But whether or not you know the provenance of a roux or what's in bearnaise sauce, there are plenty of "French" foods that have snuck into the American repertoire. But just how French are they, anyway?
Have you ever wondered if French fries were really invented in France, or what they call French onion soup in Paris? Find out how our perception of French food compares to the real thing and have some impressive trivia for your friends and family this Bastille Day.
You may be disappointed to learn that French fries were not, in fact, invented in France. Belgium lays claim to this culinary innovation. Some credit Thomas Jefferson with coining the term when he referred to "potatoes served in the French manner" in 1802 (apparently the term French fried was used at the time to refer to anything that was deep-fried). Despite the fact that they are not, in fact, French, fries are still very popular today in France, where they are called pommes frites.

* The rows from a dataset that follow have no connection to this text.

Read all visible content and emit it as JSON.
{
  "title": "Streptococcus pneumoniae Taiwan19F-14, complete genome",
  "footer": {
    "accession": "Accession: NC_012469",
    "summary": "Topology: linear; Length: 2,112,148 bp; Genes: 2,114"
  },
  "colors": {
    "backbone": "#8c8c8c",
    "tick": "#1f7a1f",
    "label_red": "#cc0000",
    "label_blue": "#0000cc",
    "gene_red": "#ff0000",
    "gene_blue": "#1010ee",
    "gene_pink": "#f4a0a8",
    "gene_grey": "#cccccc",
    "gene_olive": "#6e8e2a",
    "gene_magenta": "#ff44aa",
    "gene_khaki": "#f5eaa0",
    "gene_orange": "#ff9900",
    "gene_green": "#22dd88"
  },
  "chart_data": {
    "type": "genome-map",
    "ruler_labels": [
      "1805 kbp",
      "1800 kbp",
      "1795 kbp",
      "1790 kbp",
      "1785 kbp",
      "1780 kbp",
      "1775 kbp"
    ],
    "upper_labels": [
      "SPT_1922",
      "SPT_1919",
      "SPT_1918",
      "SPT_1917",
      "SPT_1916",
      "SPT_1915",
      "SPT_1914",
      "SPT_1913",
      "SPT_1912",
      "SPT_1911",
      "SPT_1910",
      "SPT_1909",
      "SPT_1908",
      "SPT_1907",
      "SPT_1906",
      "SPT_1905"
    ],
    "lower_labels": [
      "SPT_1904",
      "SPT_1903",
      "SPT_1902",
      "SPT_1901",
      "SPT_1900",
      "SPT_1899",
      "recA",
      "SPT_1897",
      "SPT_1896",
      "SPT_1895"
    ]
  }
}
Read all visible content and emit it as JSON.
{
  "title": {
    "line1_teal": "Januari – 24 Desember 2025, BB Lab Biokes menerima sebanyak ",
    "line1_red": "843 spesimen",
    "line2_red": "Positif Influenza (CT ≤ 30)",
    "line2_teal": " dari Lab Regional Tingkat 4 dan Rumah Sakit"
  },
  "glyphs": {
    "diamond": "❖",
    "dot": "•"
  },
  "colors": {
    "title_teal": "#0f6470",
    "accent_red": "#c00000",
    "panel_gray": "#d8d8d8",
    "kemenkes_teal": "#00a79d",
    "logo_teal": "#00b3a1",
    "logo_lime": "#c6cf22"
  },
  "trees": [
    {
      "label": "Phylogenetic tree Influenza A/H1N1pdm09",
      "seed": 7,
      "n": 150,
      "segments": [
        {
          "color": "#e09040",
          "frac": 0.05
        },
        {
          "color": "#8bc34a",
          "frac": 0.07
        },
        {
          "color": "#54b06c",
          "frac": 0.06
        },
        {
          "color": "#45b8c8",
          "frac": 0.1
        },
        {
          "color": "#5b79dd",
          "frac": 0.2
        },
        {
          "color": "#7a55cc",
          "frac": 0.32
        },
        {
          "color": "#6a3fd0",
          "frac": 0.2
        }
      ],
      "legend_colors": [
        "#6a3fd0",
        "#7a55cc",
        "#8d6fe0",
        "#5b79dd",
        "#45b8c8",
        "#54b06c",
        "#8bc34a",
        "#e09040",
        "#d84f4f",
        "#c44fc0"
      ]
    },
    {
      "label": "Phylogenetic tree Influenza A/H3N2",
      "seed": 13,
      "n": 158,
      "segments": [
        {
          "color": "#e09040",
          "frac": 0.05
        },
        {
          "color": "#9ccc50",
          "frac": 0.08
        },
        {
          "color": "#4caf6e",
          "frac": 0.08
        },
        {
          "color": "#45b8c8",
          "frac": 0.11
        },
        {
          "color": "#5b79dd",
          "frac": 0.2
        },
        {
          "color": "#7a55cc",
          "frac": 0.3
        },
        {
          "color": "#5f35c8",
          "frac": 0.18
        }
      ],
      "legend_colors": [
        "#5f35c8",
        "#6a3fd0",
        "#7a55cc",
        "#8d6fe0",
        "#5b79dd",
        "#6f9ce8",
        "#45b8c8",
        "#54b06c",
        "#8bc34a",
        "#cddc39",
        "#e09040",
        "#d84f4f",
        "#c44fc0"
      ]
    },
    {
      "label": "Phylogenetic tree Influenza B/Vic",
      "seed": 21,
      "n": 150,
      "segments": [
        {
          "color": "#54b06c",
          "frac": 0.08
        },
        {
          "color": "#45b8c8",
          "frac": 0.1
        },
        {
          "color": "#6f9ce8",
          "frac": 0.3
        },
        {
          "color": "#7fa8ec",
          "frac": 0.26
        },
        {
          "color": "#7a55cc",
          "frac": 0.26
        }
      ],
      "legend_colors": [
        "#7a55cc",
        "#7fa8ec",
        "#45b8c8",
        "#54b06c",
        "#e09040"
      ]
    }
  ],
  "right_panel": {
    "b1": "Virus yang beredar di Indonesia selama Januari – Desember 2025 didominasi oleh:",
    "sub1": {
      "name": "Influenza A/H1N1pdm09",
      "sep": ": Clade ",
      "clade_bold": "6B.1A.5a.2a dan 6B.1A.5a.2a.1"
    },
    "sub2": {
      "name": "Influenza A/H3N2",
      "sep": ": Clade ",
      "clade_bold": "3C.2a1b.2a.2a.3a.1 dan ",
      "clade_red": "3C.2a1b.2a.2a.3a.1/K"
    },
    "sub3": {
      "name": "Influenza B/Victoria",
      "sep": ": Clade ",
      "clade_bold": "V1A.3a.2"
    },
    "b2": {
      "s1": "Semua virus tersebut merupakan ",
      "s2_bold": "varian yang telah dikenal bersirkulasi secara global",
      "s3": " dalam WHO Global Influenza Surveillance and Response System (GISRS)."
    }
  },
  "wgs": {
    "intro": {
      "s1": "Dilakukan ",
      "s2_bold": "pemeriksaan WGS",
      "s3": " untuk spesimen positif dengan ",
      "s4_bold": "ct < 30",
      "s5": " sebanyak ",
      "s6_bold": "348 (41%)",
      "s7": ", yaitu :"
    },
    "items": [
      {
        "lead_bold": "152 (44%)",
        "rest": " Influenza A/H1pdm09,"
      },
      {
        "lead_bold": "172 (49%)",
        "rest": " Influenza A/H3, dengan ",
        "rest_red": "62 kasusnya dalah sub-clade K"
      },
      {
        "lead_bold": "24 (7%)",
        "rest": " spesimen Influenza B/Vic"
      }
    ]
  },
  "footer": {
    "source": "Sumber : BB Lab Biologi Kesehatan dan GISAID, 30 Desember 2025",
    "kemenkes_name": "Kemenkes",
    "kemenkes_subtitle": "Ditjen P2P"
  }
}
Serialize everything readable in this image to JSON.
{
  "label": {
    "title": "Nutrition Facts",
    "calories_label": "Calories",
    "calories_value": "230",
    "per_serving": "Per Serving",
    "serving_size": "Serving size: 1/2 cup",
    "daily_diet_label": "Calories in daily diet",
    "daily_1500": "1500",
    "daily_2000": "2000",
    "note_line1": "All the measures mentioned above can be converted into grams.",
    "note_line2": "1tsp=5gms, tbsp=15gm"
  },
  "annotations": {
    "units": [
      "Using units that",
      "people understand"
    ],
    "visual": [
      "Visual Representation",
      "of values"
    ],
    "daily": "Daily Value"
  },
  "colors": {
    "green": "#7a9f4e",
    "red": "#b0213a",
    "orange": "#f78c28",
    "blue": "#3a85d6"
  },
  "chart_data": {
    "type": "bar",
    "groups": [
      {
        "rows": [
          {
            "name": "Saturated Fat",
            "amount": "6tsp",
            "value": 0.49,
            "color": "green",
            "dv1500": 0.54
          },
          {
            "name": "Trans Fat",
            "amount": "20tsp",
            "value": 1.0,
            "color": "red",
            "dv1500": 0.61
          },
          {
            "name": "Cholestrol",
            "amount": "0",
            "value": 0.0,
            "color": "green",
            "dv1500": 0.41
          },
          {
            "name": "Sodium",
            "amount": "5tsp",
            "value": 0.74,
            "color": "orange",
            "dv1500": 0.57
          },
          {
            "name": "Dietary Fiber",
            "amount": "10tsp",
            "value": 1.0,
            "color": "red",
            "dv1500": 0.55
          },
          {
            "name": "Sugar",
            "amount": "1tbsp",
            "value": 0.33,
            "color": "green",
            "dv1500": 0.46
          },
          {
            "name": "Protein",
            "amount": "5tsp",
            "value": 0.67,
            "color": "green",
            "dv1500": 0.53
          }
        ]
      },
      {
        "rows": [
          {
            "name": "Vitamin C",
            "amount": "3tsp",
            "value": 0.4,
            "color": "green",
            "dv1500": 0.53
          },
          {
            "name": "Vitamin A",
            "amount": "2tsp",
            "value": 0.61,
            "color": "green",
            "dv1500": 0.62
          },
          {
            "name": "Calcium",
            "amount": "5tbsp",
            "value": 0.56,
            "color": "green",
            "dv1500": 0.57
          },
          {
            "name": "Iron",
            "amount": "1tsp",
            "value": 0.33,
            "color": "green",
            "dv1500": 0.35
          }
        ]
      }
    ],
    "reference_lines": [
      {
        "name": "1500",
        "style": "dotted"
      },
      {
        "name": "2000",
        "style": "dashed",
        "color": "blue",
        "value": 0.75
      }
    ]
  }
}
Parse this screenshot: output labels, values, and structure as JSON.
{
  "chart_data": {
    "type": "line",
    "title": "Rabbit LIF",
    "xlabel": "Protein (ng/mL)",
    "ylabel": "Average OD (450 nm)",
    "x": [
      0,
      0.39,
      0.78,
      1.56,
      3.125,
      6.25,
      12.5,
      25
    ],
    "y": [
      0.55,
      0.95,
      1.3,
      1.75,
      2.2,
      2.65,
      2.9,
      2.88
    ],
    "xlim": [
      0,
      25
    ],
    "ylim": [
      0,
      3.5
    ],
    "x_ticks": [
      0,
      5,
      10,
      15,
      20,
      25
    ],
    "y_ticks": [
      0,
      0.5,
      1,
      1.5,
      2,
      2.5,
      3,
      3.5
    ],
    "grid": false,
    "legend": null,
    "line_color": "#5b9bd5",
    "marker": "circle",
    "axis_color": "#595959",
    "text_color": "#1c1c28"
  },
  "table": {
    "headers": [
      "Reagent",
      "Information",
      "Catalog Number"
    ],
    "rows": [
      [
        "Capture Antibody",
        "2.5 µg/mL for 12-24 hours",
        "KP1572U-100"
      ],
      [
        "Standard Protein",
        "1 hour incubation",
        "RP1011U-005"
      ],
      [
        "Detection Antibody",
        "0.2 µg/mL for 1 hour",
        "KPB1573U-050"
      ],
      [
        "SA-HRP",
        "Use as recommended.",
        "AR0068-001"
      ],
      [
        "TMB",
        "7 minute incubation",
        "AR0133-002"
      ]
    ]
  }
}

In contrast, French onion soup is actually from France originally. According to Wikipedia, "although ancient in origin, this dish underwent a resurgence of popularity in the 1960s in the United States due to a greater interest in French cuisine." Traditionally made with caramelized onions and beef stock and topped with toasted bread and melted gruyere cheese, in the U.S., you'll often find all manner of cheeses on top. Should you end up in Paris, look for soup a l'oignon on menus (simply onion soup).
French toast has much murkier origins, but it can actually be traced all the way back to ancient Roman times! Some say it is a French invention, where it is called pain perdu. Traditionally in France, as well as England, Spain, Germany and other countries, it was a way to put stale bread to good use. In both the U.S. and France, stale bread is typically soaked in a mixture of eggs, milk, sugar and, sometimes, cinnamon and vanilla before being fried and served as brunch fare.
The French are known for their baking, and bread is elevated to a work of art. In the U.S., you can often purchase a loaf of "French bread," but this is a far cry from the crusty baguettes that the French are so proud of. Many American bakeries have learned the secret of the baguette, however, which is considered the true French bread and an emblem of French culture.